BORIS JOHNSON SE DISCULPA SIN DIMITIR, TRAS SER MULTADO POR FIESTA DURANTE EL CONFINAMIENTO

Atrapado de nuevo por el escándalo de las fiestas ilegales en Downing Street durante los confinamientos, Boris Johnson pidió el martes "disculpas completas", pero rehusó dimitir, tras convertirse en el primer jefe de gobierno en ejercicio multado por infringir la ley.


El controvertido líder conservador, de 57 años, vio su puesto seriamente peligrar a principios de año por el bautizado como "partygate", que llevó a un grupo de diputados de su Partido Conservador a contemplar una moción de censura.


Hasta que la invasión rusa de Ucrania cambió el foco de atención y alivió la presión política.


Pero el martes la policía londinense anunció haber notificado más de 50 multas. Y Johnson, quien había defendido ante el Parlamento que no se infringió ninguna regla, está entre los sancionados.


También lo están su esposa Carrie y su ministro de Finanzas, Rishi Sunak, hasta hace poco considerado favorito para sucederle en el poder pero recientemente sumido en su propio escándalo debido al ventajoso estatus fiscal de su multimillonaria esposa india.
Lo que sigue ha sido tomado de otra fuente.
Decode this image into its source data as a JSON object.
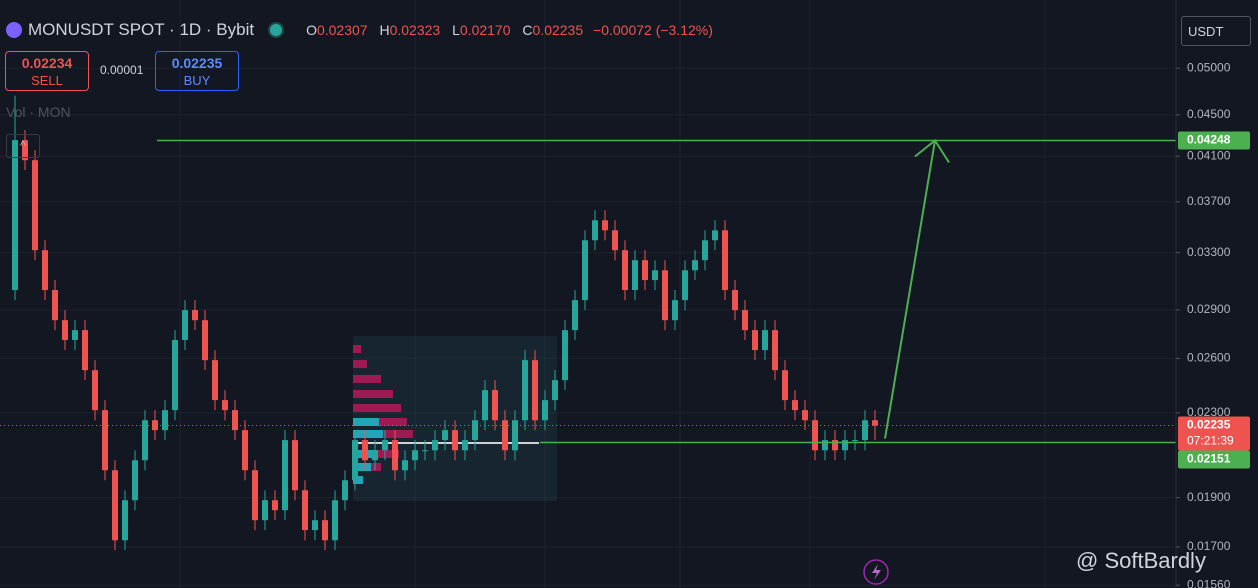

El líder de la oposición, el laborista Keir Starmer, pidió inmediatamente la dimisión del número uno y número dos del ejecutivo: "Boris Johnson y Rishi Sunak infringieron la ley y mintieron repetidamente a los ciudadanos británicos", tuiteó.



Según un sondeo rápido realizado por YouGov a 2.464 adultos británicos, el 57% piensa que ambos deben renunciar y 75% considera que el primer ministro mintió a sabiendas sobre las infracciones.


Sin embargo, en una declaración a televisiones británicas desde su residencia de campo en Chequers, donde pasa la Semana Santa, Johnson se aferró al cargo.


"He pagado la multa y pido disculpas completas", afirmó, asegurando "entender la ira" de los británicos, privados en aquella época de reunirse con sus seres queridos, y "aceptar con toda sinceridad que la gente tiene derecho a esperar algo mejor".